В этот период выходят в свет "Вечера на хуторе близ Диканьки" (1831-1832). Они вызвали почти всеобщее восхищение.
После выхода 2-й части "Вечеров" Гоголь в июне 1832 приезжает в Москву знаменитым писателем. Он знакомится с М. П. Погодиным
, С. Т. Аксаковым
и его семейством, М. Н. Загоскиным, И. И. Дмитриевым. В этот приезд или во вторичный (на обратном пути через Москву из Васильевки) он встречается также с И. В. и П. В. Киреевскими, М. С. Щепкиным, сближается с М. А. Максимовичем. Следующий, 1833, год для Гоголя- один из самых напряженных, исполненный мучит, поисков дальнейшего пути. Гоголь пишет первую комедию "Владимир 3-й степени", однако, испытывая творческие трудности и предвидя цензурные осложнения, прекращает работу. Очень важным, едва ли не основным направлением своей деятельности Гоголь считает изучение истории - украинской и всемирной.
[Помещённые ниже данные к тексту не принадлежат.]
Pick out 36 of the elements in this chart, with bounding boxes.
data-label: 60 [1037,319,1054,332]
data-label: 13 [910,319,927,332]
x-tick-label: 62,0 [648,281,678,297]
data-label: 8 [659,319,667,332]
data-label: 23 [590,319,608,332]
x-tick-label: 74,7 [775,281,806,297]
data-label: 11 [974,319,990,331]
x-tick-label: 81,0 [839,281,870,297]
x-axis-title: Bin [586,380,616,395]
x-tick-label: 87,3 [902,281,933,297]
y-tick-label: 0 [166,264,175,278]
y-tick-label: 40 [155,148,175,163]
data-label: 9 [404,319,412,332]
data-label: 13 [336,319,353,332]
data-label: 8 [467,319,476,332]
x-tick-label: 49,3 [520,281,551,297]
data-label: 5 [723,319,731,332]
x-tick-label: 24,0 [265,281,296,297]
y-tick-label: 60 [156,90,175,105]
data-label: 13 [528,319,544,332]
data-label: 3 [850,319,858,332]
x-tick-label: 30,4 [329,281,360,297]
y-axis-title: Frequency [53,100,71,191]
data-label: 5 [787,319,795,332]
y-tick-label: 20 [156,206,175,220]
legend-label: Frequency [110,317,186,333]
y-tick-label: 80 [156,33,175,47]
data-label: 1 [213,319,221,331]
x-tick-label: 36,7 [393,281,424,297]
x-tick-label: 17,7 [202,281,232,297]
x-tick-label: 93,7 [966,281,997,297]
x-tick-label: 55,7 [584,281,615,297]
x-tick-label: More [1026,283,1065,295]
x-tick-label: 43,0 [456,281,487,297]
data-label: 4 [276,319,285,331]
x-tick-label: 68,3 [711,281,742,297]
Остались многочисленные предварительные разработки (в частности, "План преподавания всеобщей истории", "Отрывок из истории Малороссии...", обе - 1834; впоследствии под измененными назв. вошли в "Арабески") писателя. Гоголь хлопочет о занятии кафедры всеобщей истории в новооткрытом Киевском университете, но безуспешно. В июне 1834 он, однако, был определен адъюнкт-профессора по кафедре всеобщей истории при Санкт-Петербургском университете. Одновременно с педагогической работой и трудами по истории, о которых Гоголь довольно широко оповещает друзей, он в глубокой тайне пишет повести, составившие два последующих его сборка - "Миргород" и "Арабески". Их предвестием явилась "Повесть о том, как поссорился Иван Иванович с Иваном Никифоровичем" (впервые опубликована в книге "Новоселье" в 1834 г.).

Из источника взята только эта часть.